Poster Presentation Advances in Neuroblastoma Research Congress 2016

Long term survival after KIR ligand incompatible allogeneic cord blood transplantation as a salvage therapy for relapsed stage IV neuroblastoma (#322)

Shinsuke Kataoka 1 , Yoshiyuki Takahashi 1 , Atsushi Narita 1 , Nobuhiro Nishio 1 , Yinyan Xu 1 , Yusuke Okuno 1 , Daiei Kojima 1 , Kyogo Suzuki 1 , Norihiro Murakami 1 , Rieko Taniguchi 1 , Daisuke Ichikawa 1 , Motoharu Hamada 1 , Yuko Sekiya 1 , Nozomu Kawashima 1 , Eri Nishikawa 1 , Michi Kamei 1 , Hideki Muramatsu 1 , Asahito Hama 1 , Seiji Kojima 1
  1. Nagoya university graduate school of medicine, Nagoya, AICHI, Japan

Background: Relapsed stage IV neuroblastoma patients have rare chance for a long-term survival.

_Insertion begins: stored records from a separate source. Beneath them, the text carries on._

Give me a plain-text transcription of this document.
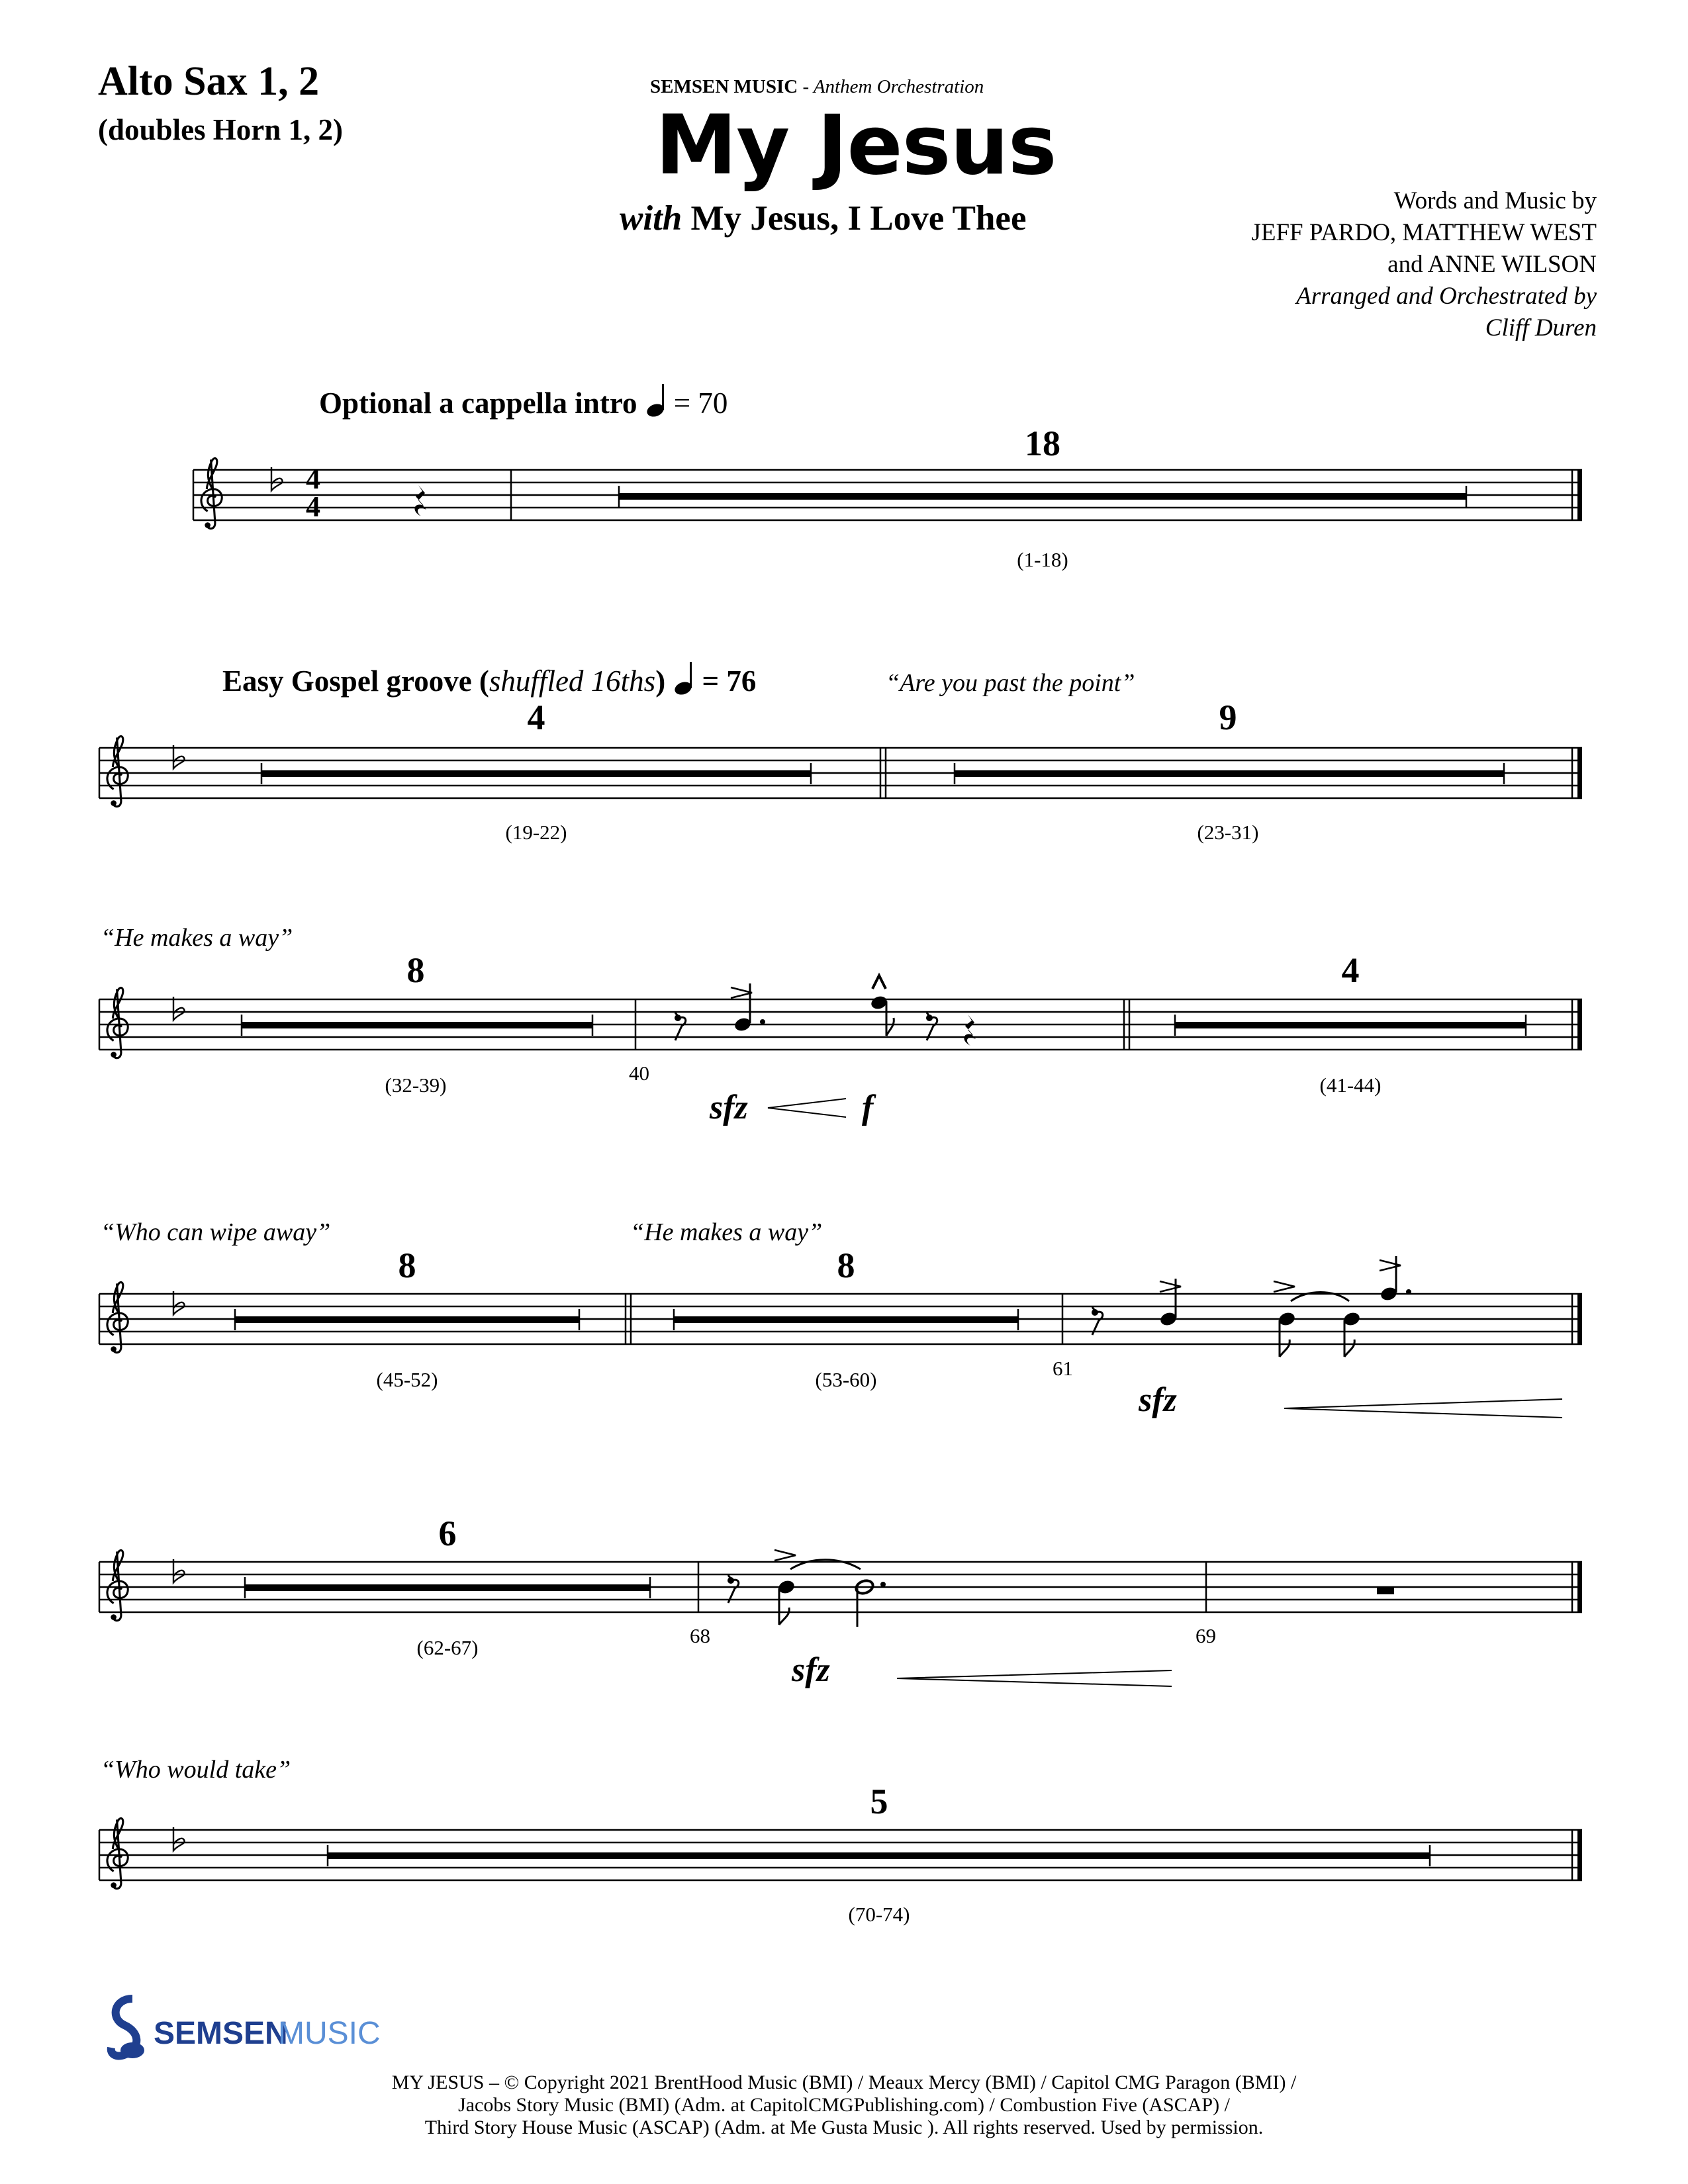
Alto Sax 1, 2
(doubles Horn 1, 2)
SEMSEN MUSIC - Anthem Orchestration
My Jesus
with My Jesus, I Love Thee	Words and Music by
JEFF PARDO, MATTHEW WEST
and ANNE WILSON
Arranged and Orchestrated by
Cliff Duren
Optional a cappella intro = 70
Easy Gospel groove (shuffled 16ths) = 76	“Are you past the point”
“He makes a way”
“Who can wipe away”	“He makes a way”
“Who would take”
4
4
18
(1-18)
4	9
(19-22)	(23-31)
8	4
(32-39)	(41-44)
40
sfz	f
8	8
(45-52)	(53-60)	61
sfz
6
(62-67)
68	69
sfz
5
(70-74)
SEMSEN
MUSIC
MY JESUS – © Copyright 2021 BrentHood Music (BMI) / Meaux Mercy (BMI) / Capitol CMG Paragon (BMI) /
Jacobs Story Music (BMI) (Adm. at CapitolCMGPublishing.com) / Combustion Five (ASCAP) /
Third Story House Music (ASCAP) (Adm. at Me Gusta Music ). All rights reserved. Used by permission.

Although benefits of allogeneic stem cell transplantation (SCT) from HLA matched sibling for relapsed neuroblastoma has been denied, SCT from HLA mismatched donor is still explored. We evaluated effects of HLA mismatched SCT as a salvage therapy in patients with relapsed neuroblastoma, especially in terms of Killer immunoglobulin like receptor (KIR) ligand compatibility. Methods: Seven patients with relapsed stage IV neuroblastoma received allogenic SCT from HLA mismatched donor in our hospital from 2007 to 2014. The median age was 6 (range: 2-9) years old at relapse, consisting of 4 boys and 3 girls. Three patients received allogenic SCT from KIR compatible donor (KIR match group). Two were from HLA haploidentical related family and one from cord blood. Other four patients received KIR ligand incompatible cord blood transplantation (KIR mismatch group). Results: All patients except for one could achieve the second complete response prior to SCT due to several different salvage chemotherapies. All three patients in KIR match group developed disease progression after SCT resulting in death. The time interval between transplantation and death were 4, 7 and 20 months, respectively. On the other hand, three out of four patients in KIR mismatch group were alive without any chemotherapies after transplantation for 13, 26 and 63 months, respectively. One patient in KIR mismatch group developed a local recurrence in his right femur bone, 9 months after CBT, but he received artificial bone displacement and alive without any further treatment. Finally, both progression-free and overall survival were significantly better in KIR mismatch group than in KIR match group (p=0.01, 0.04, respectively). Conclusions: CBT from KIR ligand incompatible donor could be an efficient salvage therapy for relapsed stage IV neuroblastoma if a patient achieves the 2nd remission prior to CBT.